Whilst most mobile phone users and mobile industry watchers know that South Korea has not only extensive mobile service networks but also mobile phone manufacturers. Few know, however, that North Korea also has mobile phone service – of a sort.
The North Koreans may not have 4G LTE technology or infrastructure anywhere on the drawing boards, but they do have 3G service – when allowed.
North Korea is an inherited, patriarchal dictatorship: The son assumes the leadership role from his father and so on. When Kim Jong Il passed on, his son became Supreme Leader. The new head clamped down on mobile phone use, declaring any use of a mobile phone during the 100 days of mourning for his father an act of war and could lead to charges of treason and long prison terms or death.
That declaration caps a long history of mobile communications control and censorship stemming from the Korean Conflict in the 1950s. For instance, only a small percentage of the population has mobile phones: The annual income for a North Korean worker rarely affords such luxury.

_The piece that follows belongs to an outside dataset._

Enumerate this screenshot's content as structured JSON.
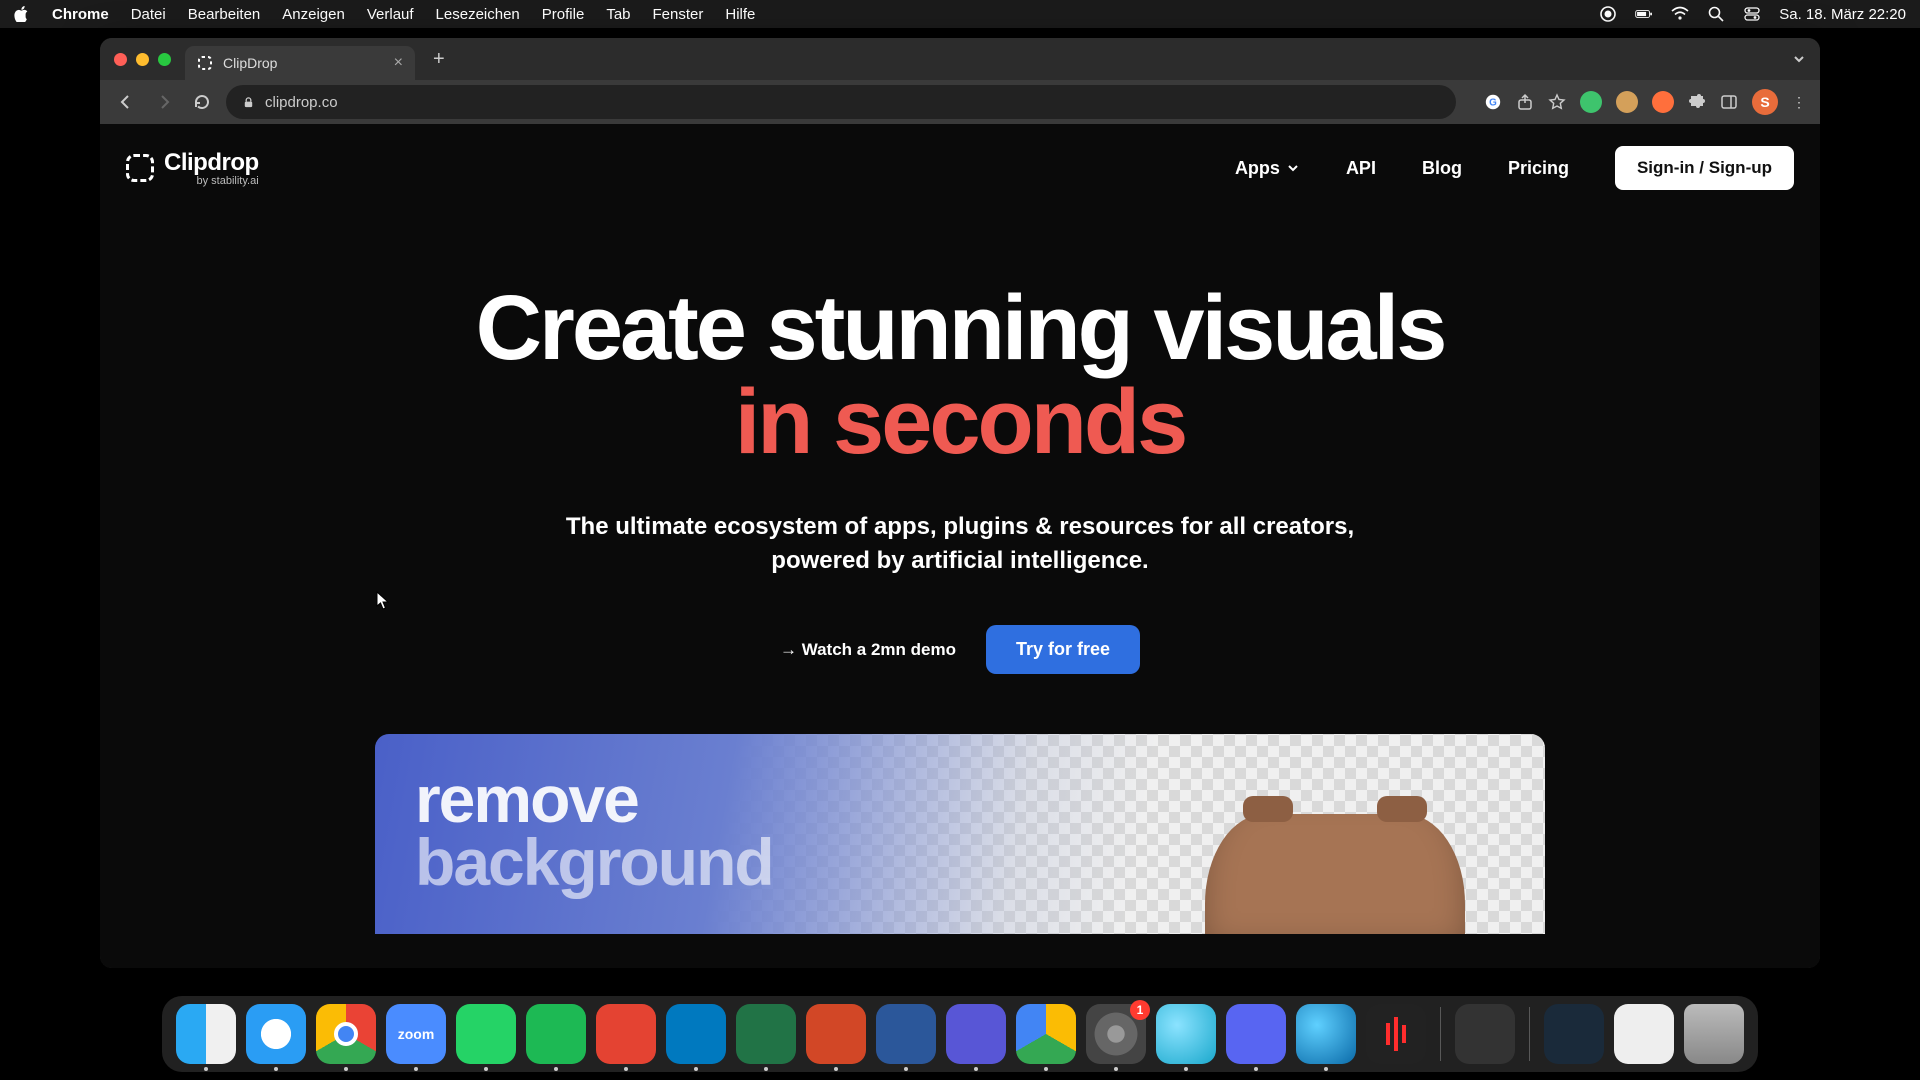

Those who do own handsets and pay for the 3G service are limited in their calling scope to their economic class. Lowly workers can contact only other lowly workers. The elite are likewise sequestered to their own economic tier.
The communications, from low to high, are monitored, and one false step in phrasing could earn years of hard labour.
The North Korean government monitors not just mobile calls but also surfing the Internet. As might be expected, little ‘outside’ news is passed through filters, and what web pages are loaded are politically propagandised from edge to edge.
When you yearn for the “next, best” mobile phone, it might be a time to count one’s good fortune, for only 400,000 of North Korea’s approximate 24,346,000 citizens have mobile communications, and every word uttered or text sent or website surfed is monitored.